I’m grateful to Jeff Jarvis for a detailed post on ‘government 2.0’ (although it isn’t a term he used, nor should he have). He points to two recent proposals from the Democrat candidates for the US presidency.

I hadn’t heard Hillary Clinton’s suggestion, back in January, that government should actually be required to blog:

I want to have as much information about the way our government operates on the Internet so the people who pay for it, the taxpayers of America, can see that. I want to be sure that, you know, we actually have like agency blogs. I want people in all the government agencies to be communicating with people, you know, because for me, we’re now in an era–which didn’t exist before–where you can have instant access to information, and I want to see my government be more transparent.

Meanwhile, Barack Obama told an audience at Google:

I’ll put government data online in universally accessible formats. I’ll let citizens track federal grants, contracts, earmarks, and lobbyist contacts. I’ll let you participate in government forums, ask questions in real time, offer suggestions that will be reviewed before decisions are made, and let you comment on legislation before it is signed. And to ensure that every government agency is meeting 21st century standards, I’ll appoint the nation’s first Chief Technology Officer.

The concept of universally accessible data formats will/would be music to some people’s ears, of course.

Cameron calls for data standards

Of all the topics I might have expected David Cameron to speak in favour of, standardised data formats was not top of the list. So I’m grateful to Nick Booth for pointing to Cameron’s speech last Friday to the Conservative Councillors’ Association.

At the moment, local government bodies must provide the public with information about the services they provide, what goes on in council meetings and how councillors have voted on specific issues. But the information isn’t published in a standardised way. It’s impossible for the public, charities or private companies to effectively collate this data, compare and contrast your performance and hold you to account. That’s why the Government relies on expensive and bureaucratic schemes to try and hold local government to account.

We will turn that approach on its head. We will require local authorities to publish this information – about the services they provide, council meetings and how councillors vote – online and in a standardised format. That way, it can be collected and used by the public and third party groups.

A very timely call, especially in the light of discussions last week about Harry’s consultations site (some of which, I’m told, he’s updating manually?!). I particularly like the way Cameron ties this into the tangible benefits for councillors themselves, removing the need for so many performance measurement exercises.

I’ve had some dealings in this field, particularly during my time with National Statistics. And I’m afraid it’s going to be much, much more difficult than Cameron makes it sound. Too many legacy systems, a chaotic approach to statistical geography, and (frankly) too much opposition from statisticians.
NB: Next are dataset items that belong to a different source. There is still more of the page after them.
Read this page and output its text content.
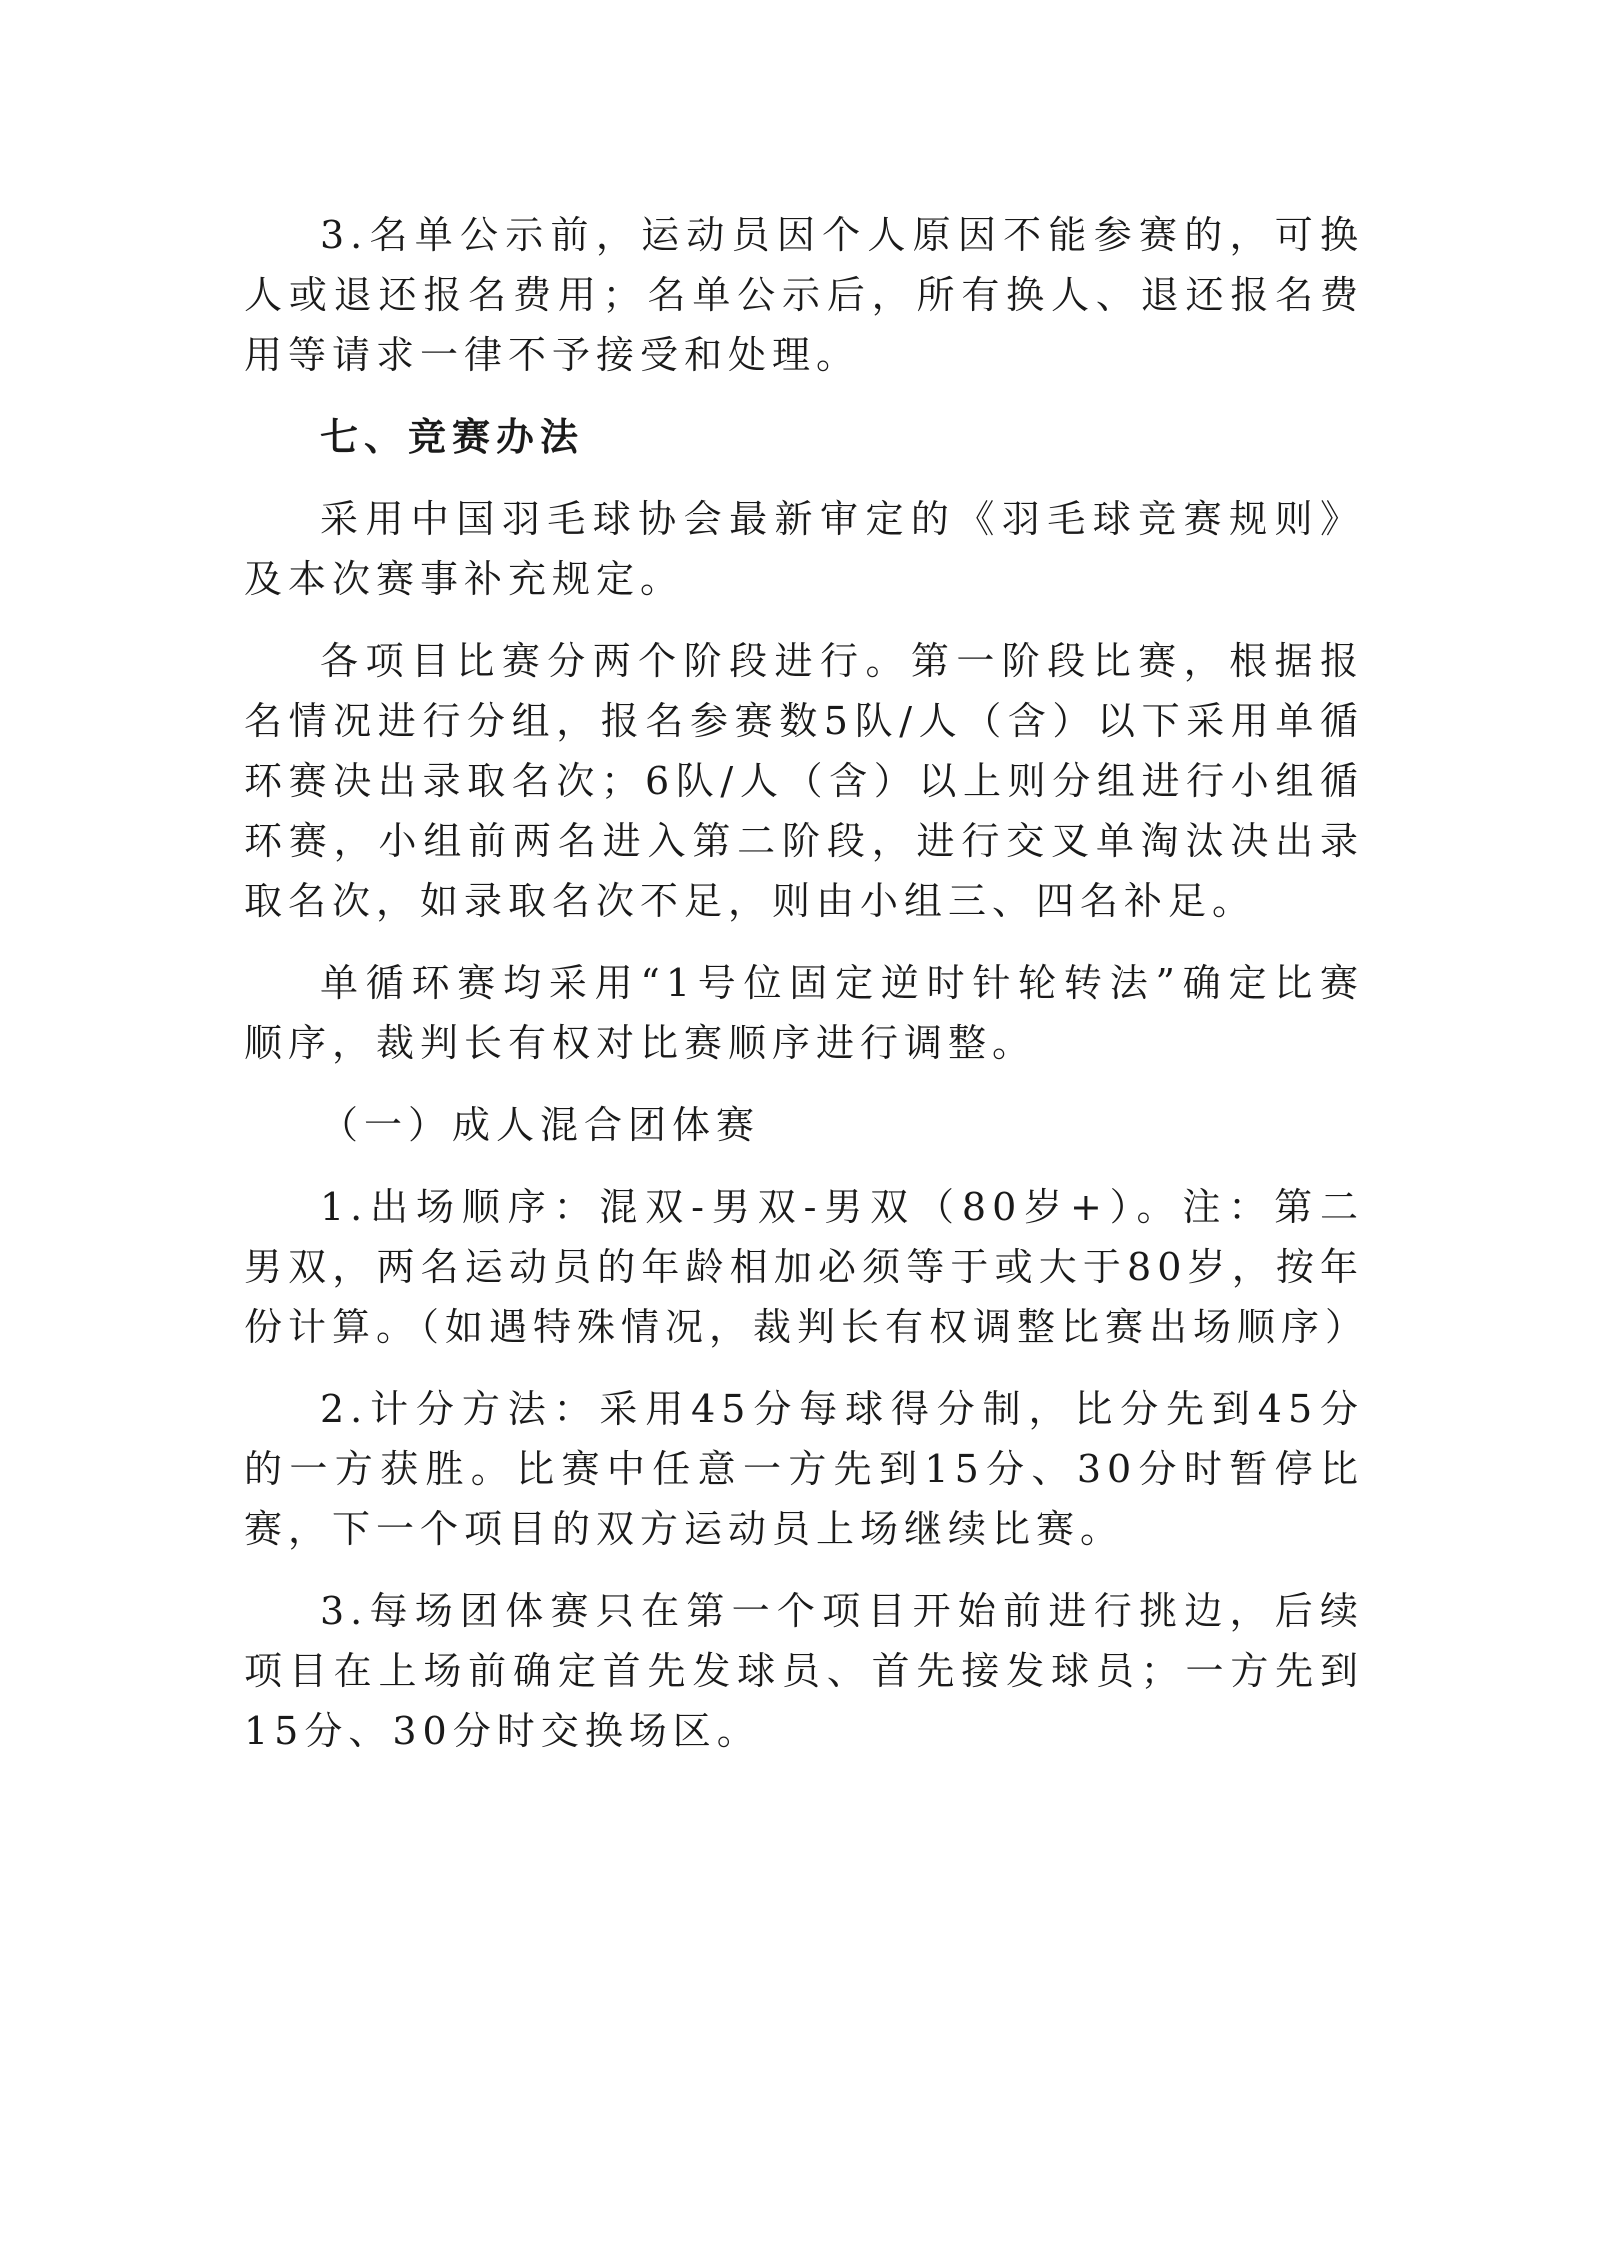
3.名单公示前，运动员因个人原因不能参赛的，可换人或退还报名费用；名单公示后，所有换人、退还报名费用等请求一律不予接受和处理。

七、竞赛办法

采用中国羽毛球协会最新审定的《羽毛球竞赛规则》及本次赛事补充规定。

各项目比赛分两个阶段进行。第一阶段比赛，根据报名情况进行分组，报名参赛数5队/人（含）以下采用单循环赛决出录取名次；6队/人（含）以上则分组进行小组循环赛，小组前两名进入第二阶段，进行交叉单淘汰决出录取名次，如录取名次不足，则由小组三、四名补足。

单循环赛均采用“1号位固定逆时针轮转法”确定比赛顺序，裁判长有权对比赛顺序进行调整。

（一）成人混合团体赛

1.出场顺序：混双-男双-男双（80岁+）。注：第二男双，两名运动员的年龄相加必须等于或大于80岁，按年份计算。（如遇特殊情况，裁判长有权调整比赛出场顺序）

2.计分方法：采用45分每球得分制，比分先到45分的一方获胜。比赛中任意一方先到15分、30分时暂停比赛，下一个项目的双方运动员上场继续比赛。

3.每场团体赛只在第一个项目开始前进行挑边，后续项目在上场前确定首先发球员、首先接发球员；一方先到15分、30分时交换场区。
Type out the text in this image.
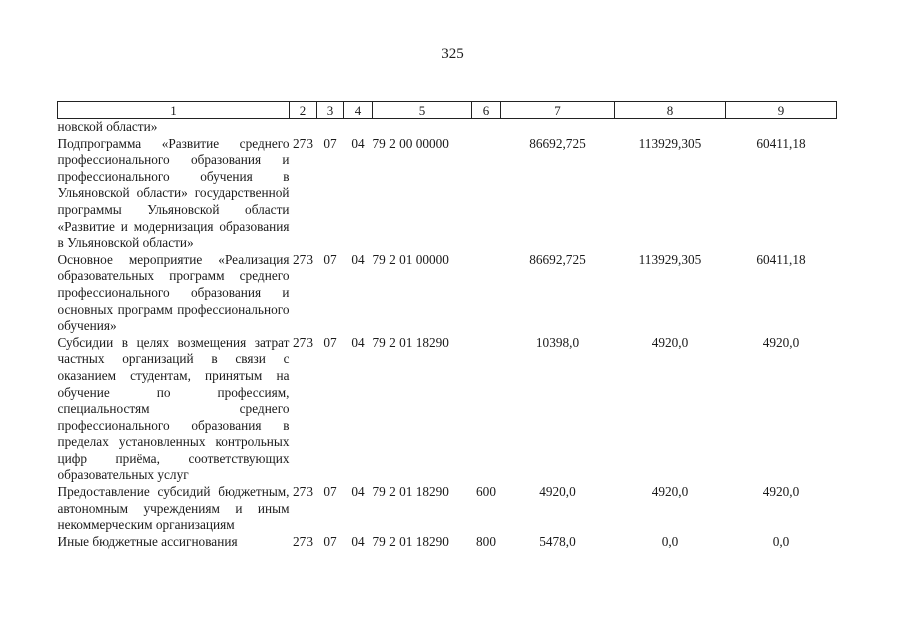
325
1	2	3	4	5	6	7	8	9
новской области»								
Подпрограмма «Развитие среднего профессионального образования и профессионального обучения в Ульяновской области» государственной программы Ульяновской области «Развитие и модернизация образования в Ульяновской области»	273	07	04	79 2 00 00000		86692,725	113929,305	60411,18
Основное мероприятие «Реализация образовательных программ среднего профессионального образования и основных программ профессионального обучения»	273	07	04	79 2 01 00000		86692,725	113929,305	60411,18
Субсидии в целях возмещения затрат частных организаций в связи с оказанием студентам, принятым на обучение по профессиям, специальностям среднего профессионального образования в пределах установленных контрольных цифр приёма, соответствующих образовательных услуг	273	07	04	79 2 01 18290		10398,0	4920,0	4920,0
Предоставление субсидий бюджетным, автономным учреждениям и иным некоммерческим организациям	273	07	04	79 2 01 18290	600	4920,0	4920,0	4920,0
Иные бюджетные ассигнования	273	07	04	79 2 01 18290	800	5478,0	0,0	0,0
Very few statisticians appreciate why they do what they do; they just do it. The work takes on an almost monastic purity. They don’t trust mere mortals – media included – to represent it properly. I was one of a management team hired to drive a culture change in that regard. Our success was limited.

Cameron’s speech focuses on TheyWorkForYou as a role model for data reprocessing; but I’m not sure the comparison holds up too well. A database of numbers would be much more difficult and more sensitive than the absolutes of Hansard: who said what (subject to correction, of course), and who voted how. Realistically we need to get to greater standardisation of process first: starting with defining consistent geographic reasons allowing sensible comparisons over time.

And besides, we haven’t done a great job of producing standardised data in RSS format, one of the most simple and straightforward data standards out there.